I'm currently working on finding the row sequences of Pascal's triangle. I wanted to input the row number and output the sequence of numbers in a list up until that row. For example, (Pascal 4) would give the result (1 1 1 1 2 1 1 3 3 1).

I am trying to use an algorithm that I found. Here is the algorithm itself:

V_c = V_c-1 * ((r - c)/c)

r and c are supposed to be row and column, and V₀=1. The algorithm can be specifically found on the wikipedia page in the section titled "Calculating and Individual Row or Diagonal."

Here is the code that I have so far:

(define pascal n)
  (cond((zero? n) '())
       ((positive? n) (* pascal (- n 1) (/ (- n c)c))))

I know that's hardly anything but I've been struggling a lot on trying to find scoping the function with a let or a lambda to incorporate column values. Additionally, I've also been struggling on the recursion. I don't really know how to establish the base case and how to get to the next step. Basically, I've been getting pretty lost everywhere. I know this isn't showing much, but any step in the right direction would be greatly appreciated.

Answer 1

Using as a guide the entry in Wikipedia, this is a straightforward implementation of the algorithm for calculating a value in the Pascal Triangle given its row and column, as described in the link:

#lang racket

(define (pascal row column)
  (define (aux r c)
    (if (zero? c)
        1
        (* (/ (- r c) c)
           (aux r (sub1 c)))))
  (aux (add1 row) column))

For example, the following will return the first four rows of values, noticing that both rows and columns start with zero:

(pascal 0 0)

(pascal 1 0)
(pascal 1 1)

(pascal 2 0)
(pascal 2 1)
(pascal 2 2)

(pascal 3 0)
(pascal 3 1)
(pascal 3 2)
(pascal 3 3)

Now we need a procedure to stick together all the values up until the desired row; this works for Racket:

(define (pascal-up-to-row n)
  (for*/list ((i (in-range n))
              (j (in-range (add1 i))))
    (pascal i j)))

The result is as expected:

(pascal-up-to-row 4)
> '(1 1 1 1 2 1 1 3 3 1)

Answer 2

I discussed Pascal's Triangle at my blog.

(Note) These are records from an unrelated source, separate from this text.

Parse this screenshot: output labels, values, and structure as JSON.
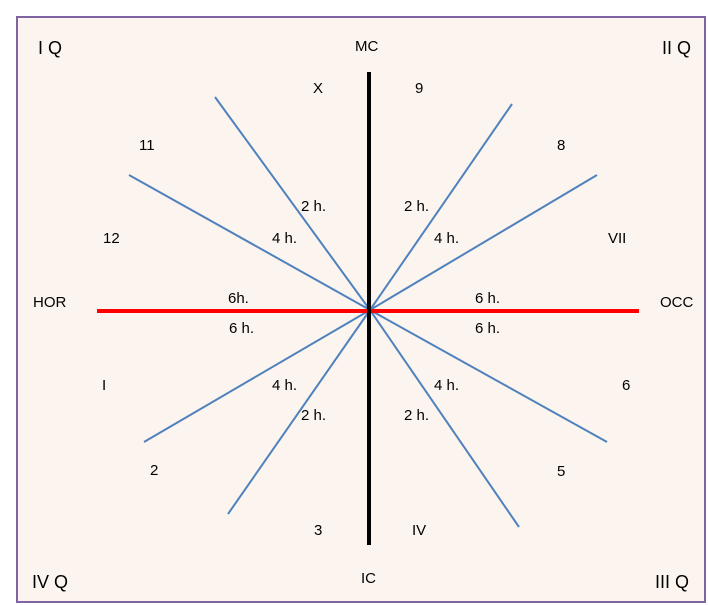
{
  "quadrants": {
    "top_left": "I Q",
    "top_right": "II Q",
    "bottom_left": "IV Q",
    "bottom_right": "III Q"
  },
  "axes": {
    "top": "MC",
    "bottom": "IC",
    "left": "HOR",
    "right": "OCC"
  },
  "houses": {
    "h1": "I",
    "h2": "2",
    "h3": "3",
    "h4": "IV",
    "h5": "5",
    "h6": "6",
    "h7": "VII",
    "h8": "8",
    "h9": "9",
    "h10": "X",
    "h11": "11",
    "h12": "12"
  },
  "hour_labels": {
    "upper_left_2": "2 h.",
    "upper_left_4": "4 h.",
    "upper_left_6": "6h.",
    "upper_right_2": "2 h.",
    "upper_right_4": "4 h.",
    "upper_right_6": "6 h.",
    "lower_left_6": "6 h.",
    "lower_left_4": "4 h.",
    "lower_left_2": "2 h.",
    "lower_right_6": "6 h.",
    "lower_right_4": "4 h.",
    "lower_right_2": "2 h."
  },
  "colors": {
    "border": "#8064a2",
    "background": "#fcf5ef",
    "meridian": "#000000",
    "horizon": "#ff0000",
    "hour_lines": "#4f81bd"
  }
}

In your question, the expression for Vc is just for one row. That translates to code like this:

(define (row r)
  (let loop ((c 1) (row (list 1)))
    (if (= r c)
        row
        (loop (+ c 1) (cons (* (car row) (- r c) (/ c)) row)))))

Then you just put together a bunch of rows to make the triangle:

(define (rows r)
  (let loop ((r r) (rows (list)))
    (if (zero? r)
        rows
        (loop (- r 1) (append (row r) rows)))))

And here's the output:

> (rows 4)
(1 1 1 1 2 1 1 3 3 1)

The base case is (= r c) in the first function and (zero? r) in the second.

If you want to write subscripts clearly, you can adopt the notation used by TeX: subscripts are introduced by an underscore and superscripts by a caret, with braces around anything bigger than one character. Thus Vc in your notation would be V_c, and Vc-1 in your notation would be V_{c-1}.